Premier Steven Marshall says SA is taking a tailored approach to getting the economy back on track. Image by David Mariuz/AAP PHOTOS

health

SA to lift COVID-19 restrictions early

2020-05-20 17:25:11

South Australia has revamped its plan to lift coronavirus restrictions, ditching the blanket rule approach and preparing new rules for different sectors of the beleaguered state economy.

From Friday, cafes and restaurants will be allowed to seat 10 people indoors as well as 10 outdoors, and alcohol can be served.

Stage two of the new measures will also be introduced on June 5, three days earlier than scheduled, clearing the way for pubs to reopen and take advantage of the June long weekend.

But instead of allowing just 20 patrons, officials are working to prepare guidelines for specific sectors and business categories, a move Business SA has welcomed but the state opposition has called inconsistent.

Discussions are continuing on just how many people will be allowed in pubs and clubs but Police Commissioner Grant Stevens says details would be released in time for businesses to put their plans in place.

“What this means is instead of having a blanket rule for every business in South Australia, we’ll be developing protocols that businesses will have to adopt, and that will enable them to take full advantage of the economic benefits of reopening and starting to trade,” he said.

Other stage two measures to come into force from June 5 include the reopening of cinemas and theatres as well as gyms, and allowing up to 50 people to attend funerals.

Chief Public Health Officer Nicola Spurrier said it made sense to bring the date forward in time for the June long weekend, as she also backed the new case-by-case approach.

“We have the flexibility to make changes … not only because we have no cases but because South Australians continue to get tested,” she said.
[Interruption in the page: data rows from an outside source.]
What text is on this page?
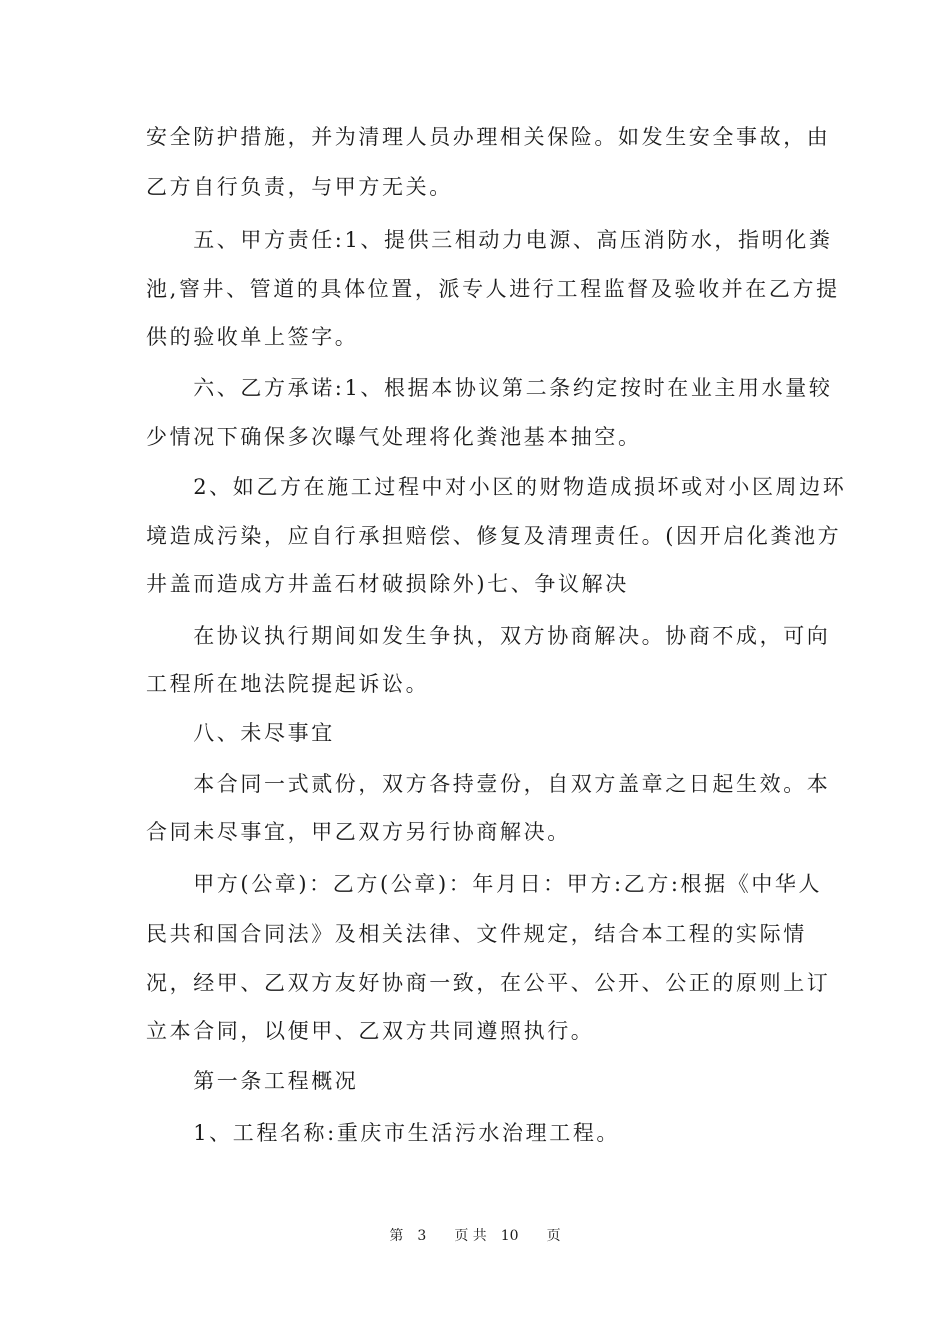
安全防护措施，并为清理人员办理相关保险。如发生安全事故，由
乙方自行负责，与甲方无关。
　　五、甲方责任:1、提供三相动力电源、高压消防水，指明化粪
池,窨井、管道的具体位置，派专人进行工程监督及验收并在乙方提
供的验收单上签字。
　　六、乙方承诺:1、根据本协议第二条约定按时在业主用水量较
少情况下确保多次曝气处理将化粪池基本抽空。
　　2、如乙方在施工过程中对小区的财物造成损坏或对小区周边环
境造成污染，应自行承担赔偿、修复及清理责任。(因开启化粪池方
井盖而造成方井盖石材破损除外)七、争议解决
　　在协议执行期间如发生争执，双方协商解决。协商不成，可向
工程所在地法院提起诉讼。
　　八、未尽事宜
　　本合同一式贰份，双方各持壹份，自双方盖章之日起生效。本
合同未尽事宜，甲乙双方另行协商解决。
　　甲方(公章)：乙方(公章)：年月日：甲方:乙方:根据《中华人
民共和国合同法》及相关法律、文件规定，结合本工程的实际情
况，经甲、乙双方友好协商一致，在公平、公开、公正的原则上订
立本合同，以便甲、乙双方共同遵照执行。
　　第一条工程概况
　　1、工程名称:重庆市生活污水治理工程。
第　3　　页 共　10　　页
Business SA chief executive Martin Hasse said the changes were a big win for the businesses that would now be able to capitalise on the three-day weekend.
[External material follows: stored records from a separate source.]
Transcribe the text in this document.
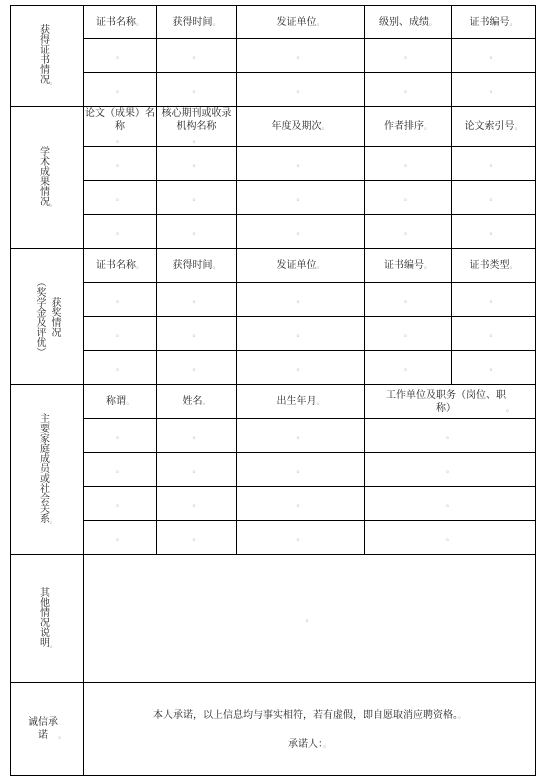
获得证书情况。	证书名称。	获得时间。	发证单位。	级别、成绩。	证书编号。
	。	。	。	。	。
	。	。	。	。	。
学术成果情况。	论文（成果）名称。	核心期刊或收录机构名称。	年度及期次。	作者排序。	论文索引号。
	。	。	。	。	。
	。	。	。	。	。
	。	。	。	。	。

获奖情况
（奖学金及评优）	证书名称。	获得时间。	发证单位。	证书编号。	证书类型。
	。	。	。	。	。
	。	。	。	。	。
	。	。	。	。	。
主要家庭成员或社会关系。	称谓。	姓名。	出生年月。	工作单位及职务（岗位、职称） 。	
	。	。	。	。	
	。	。	。	。	
	。	。	。	。	
	。	。	。	。	
其他情况说明。	。				
诚信承诺 。	本人承诺，以上信息均与事实相符，若有虚假，即自愿取消应聘资格。。
承诺人：。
“Bringing forward the start date for stage two will provide businesses with some clarity that regardless of how many people they are allowed inside their venue, they can at least open their doors for the full long weekend,” he said.
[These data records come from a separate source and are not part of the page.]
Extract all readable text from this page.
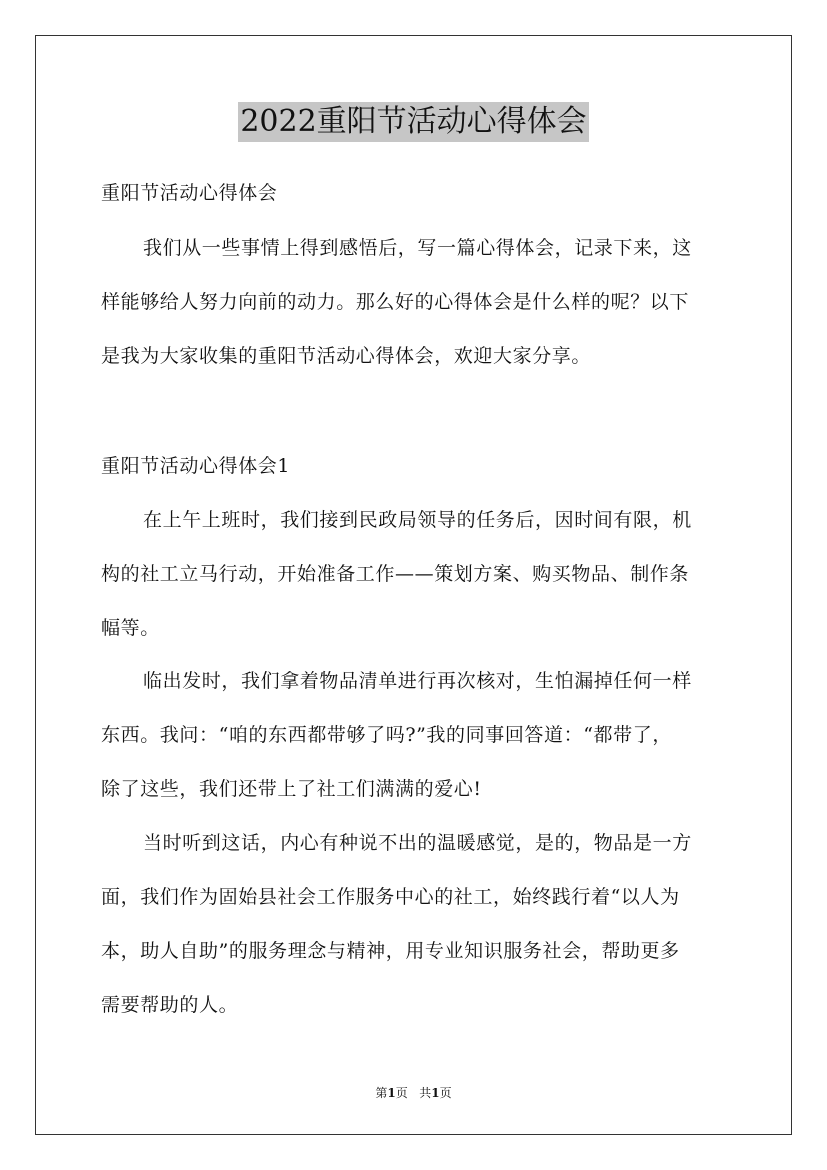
2022重阳节活动心得体会
重阳节活动心得体会
我们从一些事情上得到感悟后，写一篇心得体会，记录下来，这
样能够给人努力向前的动力。那么好的心得体会是什么样的呢？以下
是我为大家收集的重阳节活动心得体会，欢迎大家分享。
重阳节活动心得体会1
在上午上班时，我们接到民政局领导的任务后，因时间有限，机
构的社工立马行动，开始准备工作——策划方案、购买物品、制作条
幅等。
临出发时，我们拿着物品清单进行再次核对，生怕漏掉任何一样
东西。我问：“咱的东西都带够了吗?”我的同事回答道：“都带了，
除了这些，我们还带上了社工们满满的爱心!
当时听到这话，内心有种说不出的温暖感觉，是的，物品是一方
面，我们作为固始县社会工作服务中心的社工，始终践行着“以人为
本，助人自助”的服务理念与精神，用专业知识服务社会，帮助更多
需要帮助的人。
第1页   共1页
“This is also a win for our regions and should encourage more intrastate travel, which will benefit businesses in some of our smaller towns.”

But Labor’s treasury spokesman Stephen Mullighan said the government was taking an inconsistent approach by freeing up rules for restaurants and cafes from Friday while continuing to restrict small bars and other venues, including many of similar size.

“It is bitterly disappointing for the hundreds of hotels, pubs and clubs across South Australia that they are forced to keep their doors closed for another two weeks,” he said.

“This glaring inconsistency is keeping thousands of South Australians out for work.”

Premier Steven Marshall said the government had adopted a “tailored approach” to getting the state’s economy back on track.

“We are tackling a health and an economic crisis at the same time and it’s really hitting the people, families and businesses in our state,” he said.

“People have lost jobs so we have to get the balance right and do everything we can to get people back to work in a way that won’t send us backwards.”

The changes came as SA recorded another day of no new coronavirus infections and no active cases, leaving the state’s total at 439.